# I used to be a "dog person"......



## Keryddwen (Dec 26, 2012)

And I know a little bit about dogs and breeds (and whatever I don't know, I just ask my mom, LOL).

So my DH and I took a walk tonight, and the topic came to our kitten, and how she's very much a one-person cat (I'm the chosen person). And then I started wondering if there are certain breeds of cat that are temperamentally better suited for families (we have two young rambunctious boys)? So I thought I would come ask the experts.

Thanks in advance. 

~Erin
:catmilk


----------



## Carmel (Nov 23, 2010)

Yes, some breeds are known to be more outgoing (Siamese, Oriental Shorthair, Abyssinian...), but to get a purebred costs 800+ dollars from a breeder. You can essentially get the same thing from visiting a shelter and looking for the type of cat personality that you want there... going on breed alone is not a reliable option.


----------



## doodlebug (May 13, 2006)

Yes, it's definitely more about the personality of a specific cat than a breed trait. And you usually can't tell what an adult personality will be like if you choose a kitten. So going to a shelter and looking for a young adult with the traits you want is the best way to find the perfect cat.


----------



## Arianwen (Jun 3, 2012)

I would also recommend looking at an individual cat rather than choosing a breed. The shelter I support is excellent at matching people and cats and are very honest - a while back, for example there was a stunning cat there but her pen was clearly marked to show that she would not be adopted to a family.


----------



## Marcia (Dec 26, 2010)

Oh, it's definitely more about the temperment of the cat! We have 6 and they are all mostly "mutts" but 2 are purebreds (Himalayan and Main ****) and they have the most issues. In my VERY humble opinion, black and whites seem to be the sweetest. We've had 4 (2 females and 2 males) over the years and 3 of them have been the sweetest cats we've ever had. Even the vet tech took one look at our Missy and exclaimed that B&Ws were the BEST cats. Our Jack is our 4th B&W but is a bit stand offish - not timid, just a bit more independent. Good luck! Look for personality, not breed! Check out www.petfinder.com for a local shelter near you.


----------



## Arianwen (Jun 3, 2012)

Totally off topic but is Keryddwen a variation of Cerridwen? Important character in Welsh mythology and still used as a name around here.


----------



## Marcia (Dec 26, 2010)

Also, I adopted Maddie at 3 years old from the SPCA even though she had a big sign on her cage "*LITTER BOX ISSUES* - DOESN'T LIKE TO HAVE HER TAIL PULLED OR BE CHASED". That told me she had been with abusive small children and people that probably didn't scoop her box or didn't have it in a quiet place where she felt safe to use it. She is a Norweigan Forest cat and the sweetest, friendliest cat! We've had her for 6 years and never once has she gone outside the box. I promised to never, ever pull her tail or chase her if she would use the box. We've both kept our promise. That sign would have been a death sentence had I not adopted her.


----------



## Keryddwen (Dec 26, 2012)

Yes, I do use the name as a variation of her name.  She's a pretty interesting goddess in mythology.... I'm surprised you know the name, much less her. I think you're the first person ever to notice/know that.


----------



## Keryddwen (Dec 26, 2012)

Arianwen said:


> Totally off topic but is Keryddwen a variation of Cerridwen? Important character in Welsh mythology and still used as a name around here.
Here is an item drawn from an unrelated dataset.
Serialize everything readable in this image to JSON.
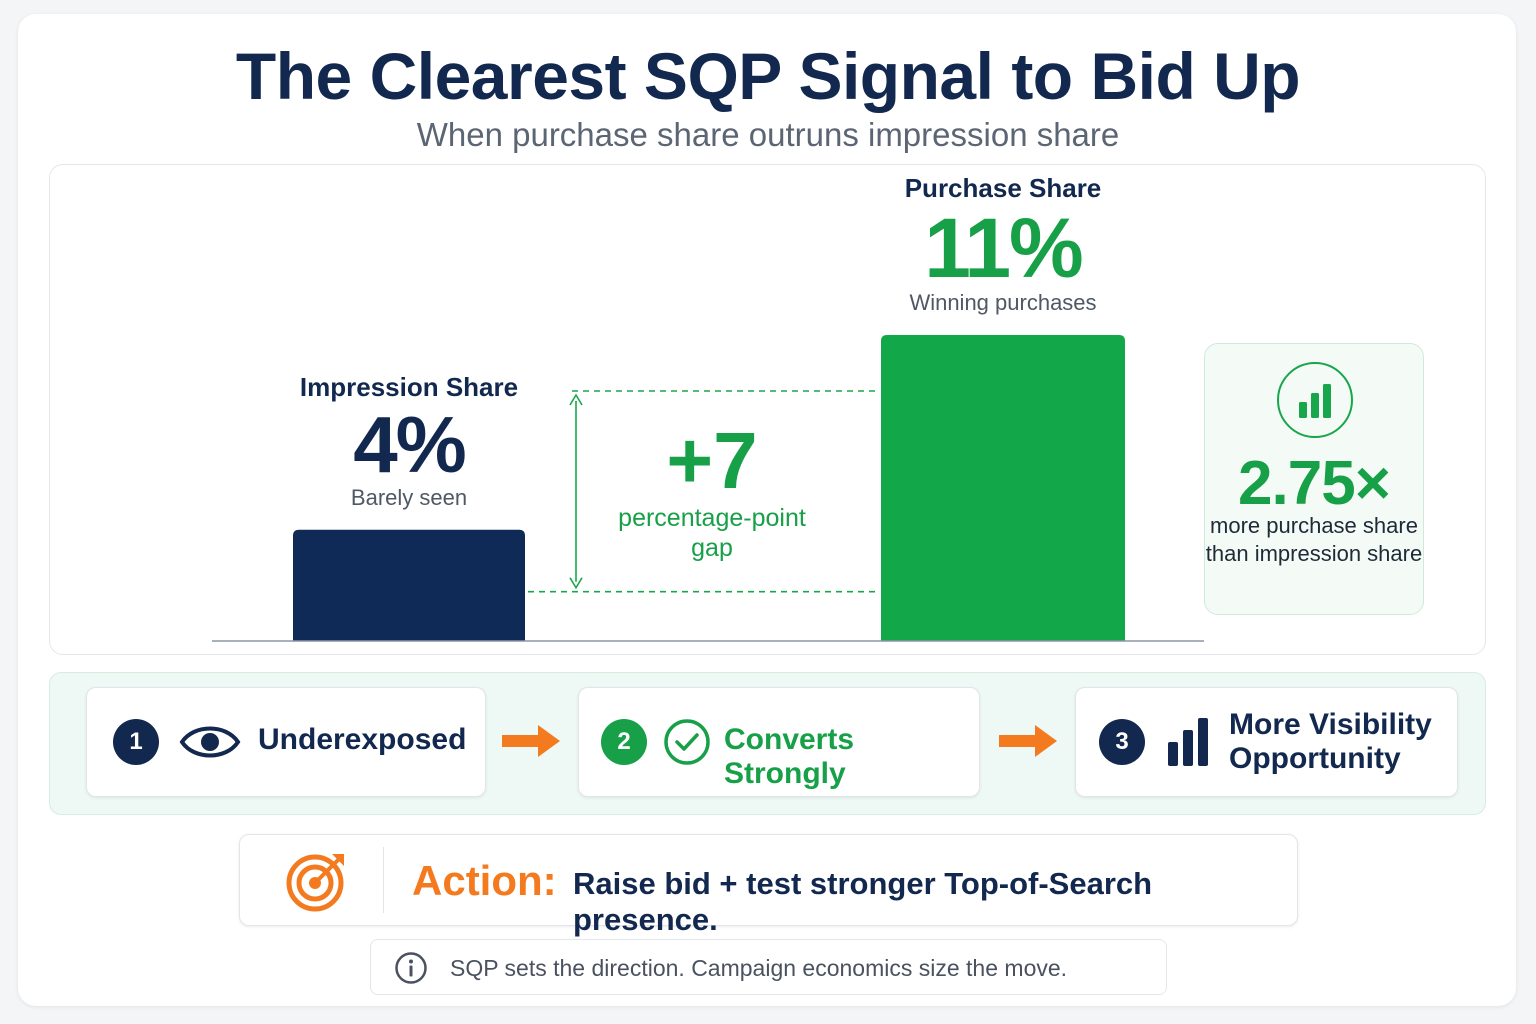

Oh, I just noticed your username (I haven't had my coffee yet, LOL, or at least that's my excuse). Do you live in Wales? I am part Welsh somewhere on my mom's side of the family, and I've been to Scotland and England (I play bagpipes, the Scottish ones). So Cerridwen's name is still used? That's pretty cool!


----------



## Keryddwen (Dec 26, 2012)

It's interesting the replies that I've gotten from you all, thank you. I have to go on record as saying that all of my previous furbabies (my dogs), and even my husband's dogs have either been strays or "handed down" from a friend who would've otherwise taken them to the pound. And all of my dogs have been super-sweet, and with the exception of my girl, Monstyr, have had the "breed traits" and ailments of most of their pure-bred relatives. (Monstyr was a mutt, but mostly German Shepherd.... and her hips....) Even my Kitten (aka "Treble") was a stray who would've been taken to the pound- I found her in my music room at school.
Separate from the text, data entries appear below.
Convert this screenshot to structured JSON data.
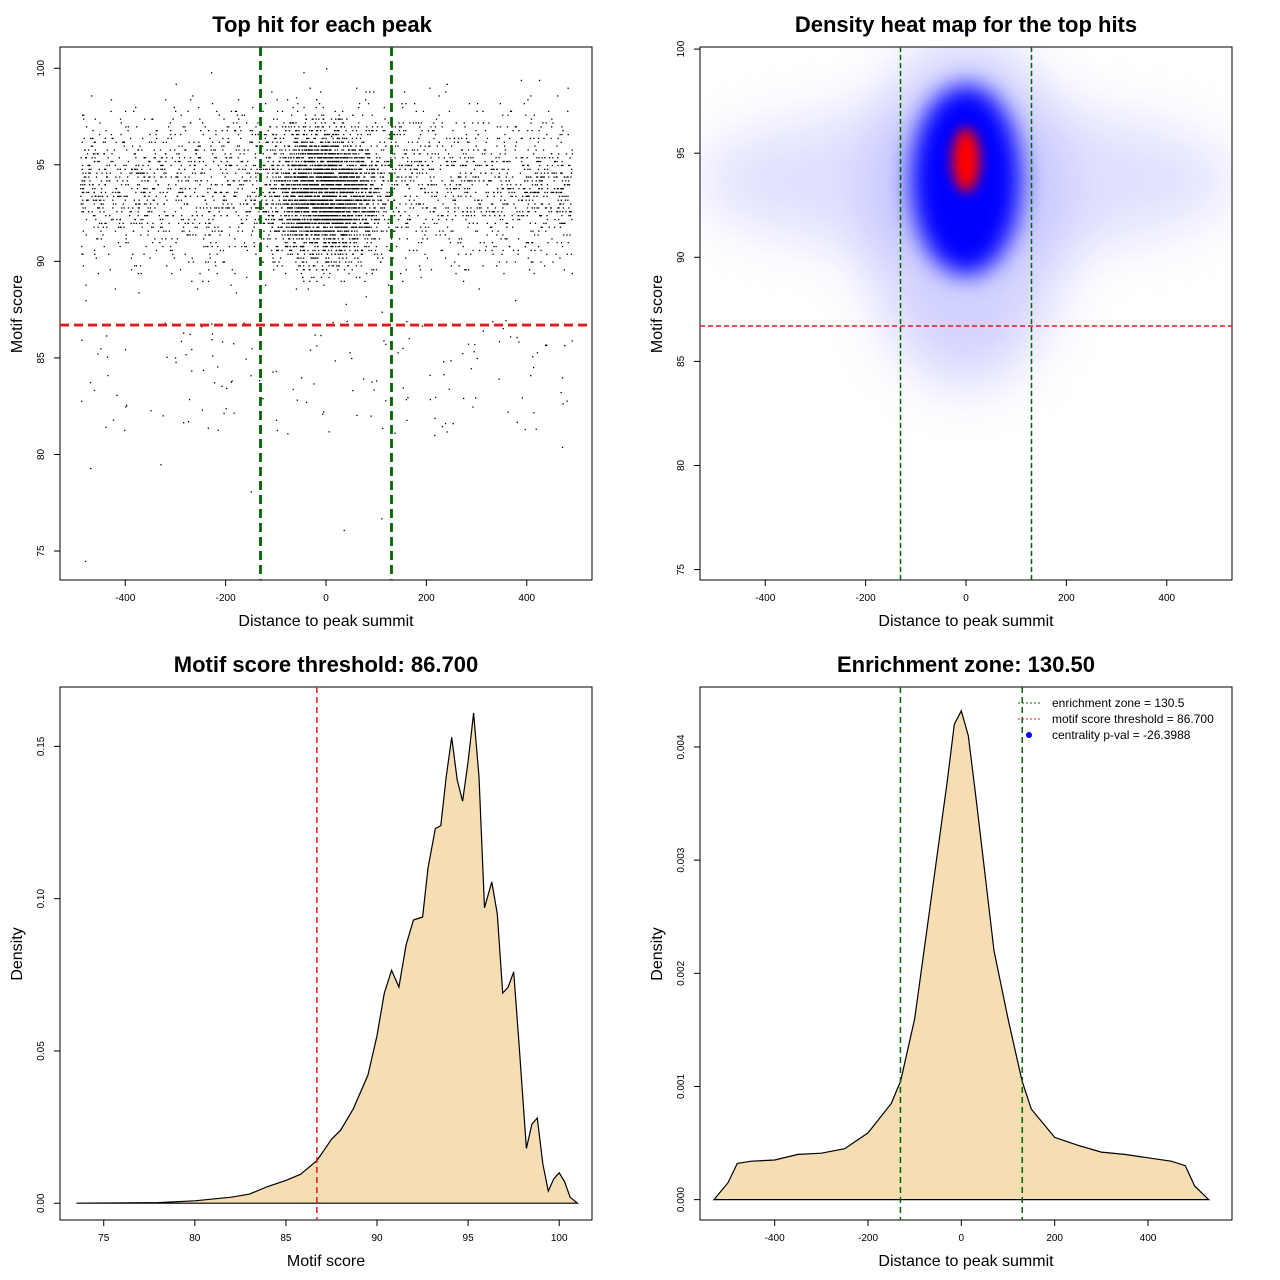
{
  "chart_data": [
    {
      "type": "scatter",
      "title": "Top hit for each peak",
      "xlabel": "Distance to peak summit",
      "ylabel": "Motif score",
      "xlim": [
        -530,
        530
      ],
      "ylim": [
        73.5,
        101.1
      ],
      "x_ticks": [
        -400,
        -200,
        0,
        200,
        400
      ],
      "x_tick_labels": [
        "-400",
        "-200",
        "0",
        "200",
        "400"
      ],
      "y_ticks": [
        75,
        80,
        85,
        90,
        95,
        100
      ],
      "y_tick_labels": [
        "75",
        "80",
        "85",
        "90",
        "95",
        "100"
      ],
      "vlines": [
        {
          "x": -130.5,
          "color": "#006400"
        },
        {
          "x": 130.5,
          "color": "#006400"
        }
      ],
      "hlines": [
        {
          "y": 86.7,
          "color": "#e31a1c"
        }
      ],
      "points_sample": [
        [
          -480,
          74.5
        ],
        [
          -470,
          79.3
        ],
        [
          -330,
          79.5
        ],
        [
          -150,
          78.1
        ],
        [
          35,
          76.1
        ],
        [
          110,
          76.7
        ],
        [
          470,
          80.4
        ],
        [
          -400,
          82.5
        ],
        [
          -350,
          82.3
        ],
        [
          -200,
          82.4
        ],
        [
          -100,
          81.8
        ],
        [
          160,
          81.8
        ],
        [
          240,
          81.2
        ],
        [
          380,
          81.7
        ],
        [
          470,
          84.0
        ],
        [
          -450,
          85.5
        ],
        [
          -300,
          84.8
        ],
        [
          -50,
          84.0
        ],
        [
          50,
          85.0
        ],
        [
          300,
          85.0
        ],
        [
          420,
          85.3
        ],
        [
          0,
          92.0
        ],
        [
          20,
          95.0
        ],
        [
          -20,
          94.0
        ],
        [
          10,
          96.5
        ],
        [
          -60,
          98.5
        ],
        [
          60,
          99.0
        ],
        [
          0,
          100.0
        ],
        [
          -420,
          93.0
        ],
        [
          440,
          94.0
        ],
        [
          -300,
          91.0
        ],
        [
          300,
          92.0
        ]
      ]
    },
    {
      "type": "heatmap",
      "title": "Density heat map for the top hits",
      "xlabel": "Distance to peak summit",
      "ylabel": "Motif score",
      "xlim": [
        -530,
        530
      ],
      "ylim": [
        74.5,
        100.1
      ],
      "x_ticks": [
        -400,
        -200,
        0,
        200,
        400
      ],
      "x_tick_labels": [
        "-400",
        "-200",
        "0",
        "200",
        "400"
      ],
      "y_ticks": [
        75,
        80,
        85,
        90,
        95,
        100
      ],
      "y_tick_labels": [
        "75",
        "80",
        "85",
        "90",
        "95",
        "100"
      ],
      "vlines": [
        {
          "x": -130.5,
          "color": "#006400"
        },
        {
          "x": 130.5,
          "color": "#006400"
        }
      ],
      "hlines": [
        {
          "y": 86.7,
          "color": "#e31a1c"
        }
      ],
      "density_peak": {
        "x": 0,
        "y": 94.5
      },
      "colors": [
        "#ffffff",
        "#0000ff",
        "#ff0000"
      ]
    },
    {
      "type": "area",
      "title": "Motif score threshold: 86.700",
      "xlabel": "Motif score",
      "ylabel": "Density",
      "xlim": [
        72.6,
        101.8
      ],
      "ylim": [
        -0.0055,
        0.1695
      ],
      "x_ticks": [
        75,
        80,
        85,
        90,
        95,
        100
      ],
      "x_tick_labels": [
        "75",
        "80",
        "85",
        "90",
        "95",
        "100"
      ],
      "y_ticks": [
        0,
        0.05,
        0.1,
        0.15
      ],
      "y_tick_labels": [
        "0.00",
        "0.05",
        "0.10",
        "0.15"
      ],
      "vlines": [
        {
          "x": 86.7,
          "color": "#e31a1c"
        }
      ],
      "fill": "#f5deb3",
      "x": [
        73.5,
        78,
        80,
        82,
        83,
        84,
        85,
        85.8,
        86.7,
        87.5,
        88,
        88.7,
        89.5,
        90,
        90.4,
        90.8,
        91.2,
        91.6,
        92,
        92.5,
        92.8,
        93.2,
        93.5,
        93.8,
        94.1,
        94.4,
        94.7,
        95.0,
        95.3,
        95.6,
        95.9,
        96.3,
        96.6,
        96.9,
        97.2,
        97.5,
        97.8,
        98.2,
        98.5,
        98.8,
        99.1,
        99.4,
        99.7,
        100.0,
        100.3,
        100.6,
        101.0
      ],
      "y": [
        0.0,
        0.0002,
        0.0008,
        0.002,
        0.003,
        0.0055,
        0.0075,
        0.0095,
        0.014,
        0.021,
        0.024,
        0.031,
        0.042,
        0.055,
        0.069,
        0.0765,
        0.071,
        0.085,
        0.093,
        0.094,
        0.11,
        0.123,
        0.124,
        0.14,
        0.153,
        0.139,
        0.132,
        0.145,
        0.161,
        0.14,
        0.097,
        0.1055,
        0.095,
        0.069,
        0.071,
        0.076,
        0.052,
        0.018,
        0.026,
        0.028,
        0.013,
        0.004,
        0.008,
        0.01,
        0.007,
        0.002,
        0.0
      ]
    },
    {
      "type": "area",
      "title": "Enrichment zone: 130.50",
      "xlabel": "Distance to peak summit",
      "ylabel": "Density",
      "xlim": [
        -560,
        580
      ],
      "ylim": [
        -0.00018,
        0.00453
      ],
      "x_ticks": [
        -400,
        -200,
        0,
        200,
        400
      ],
      "x_tick_labels": [
        "-400",
        "-200",
        "0",
        "200",
        "400"
      ],
      "y_ticks": [
        0,
        0.001,
        0.002,
        0.003,
        0.004
      ],
      "y_tick_labels": [
        "0.000",
        "0.001",
        "0.002",
        "0.003",
        "0.004"
      ],
      "vlines": [
        {
          "x": -130.5,
          "color": "#006400"
        },
        {
          "x": 130.5,
          "color": "#006400"
        }
      ],
      "fill": "#f5deb3",
      "x": [
        -530,
        -500,
        -480,
        -450,
        -400,
        -350,
        -300,
        -250,
        -200,
        -150,
        -130,
        -100,
        -70,
        -50,
        -30,
        -15,
        0,
        15,
        30,
        50,
        70,
        100,
        130,
        150,
        200,
        250,
        300,
        350,
        400,
        450,
        480,
        500,
        530
      ],
      "y": [
        0.0,
        0.00015,
        0.00032,
        0.00034,
        0.00035,
        0.0004,
        0.00041,
        0.00045,
        0.00059,
        0.00085,
        0.00105,
        0.0016,
        0.0025,
        0.0031,
        0.0037,
        0.0042,
        0.00432,
        0.0041,
        0.0036,
        0.0029,
        0.0022,
        0.0016,
        0.00105,
        0.0008,
        0.00055,
        0.00048,
        0.00042,
        0.0004,
        0.00037,
        0.00034,
        0.0003,
        0.00012,
        0.0
      ],
      "legend": {
        "position": "top-right",
        "entries": [
          {
            "label": "enrichment zone = 130.5",
            "color": "#006400",
            "style": "dotted-line"
          },
          {
            "label": "motif score threshold = 86.700",
            "color": "#e31a1c",
            "style": "dotted-line"
          },
          {
            "label": "centrality p-val = -26.3988",
            "color": "#0000ff",
            "style": "point"
          }
        ]
      }
    }
  ]
}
Anyway, you are all right on the money. Rottweilers, Dobermans, pit bulls, German Shepherds, have all gotten a bad rap over the years thanks to the media, which is really too bad. Because as you say, it's the individual dog, and even more so, the owners and how they're treated. 

Marcia- thanks for the head's up on the B&W's, and I'm so glad you got your Maddie. My DH & I were talking, and he was saying he'd love to have a Maine ****. I've only known one Maine **** in my life, but she was a great cat. 

Thanks everyone.... sorry about rambling. See previous post about no coffee yet.


----------



## Keryddwen (Dec 26, 2012)

Keryddwen said:


> with the exception of my girl, Monstyr, have had the "breed traits" and ailments of most of their pure-bred relatives. (Monstyr was a mutt, but mostly German Shepherd.... and her hips....) Even my Kitten (aka "Treble") was a stray who would've been taken to the pound- I found her in my music room at school.


*NOT* had the breed traits......


----------



## Arianwen (Jun 3, 2012)

Keryddwen said:


> Yes, I do use the name as a variation of her name.  She's a pretty interesting goddess in mythology.... I'm surprised you know the name, much less her. I think you're the first person ever to notice/know that.


She appears in writing way back in the Black Books of Carmarthen and there must have been oral traditions about her even earlier - hope you are blessed with her inspiration but are nothing like as scary as she could be at times!!! :wink:


----------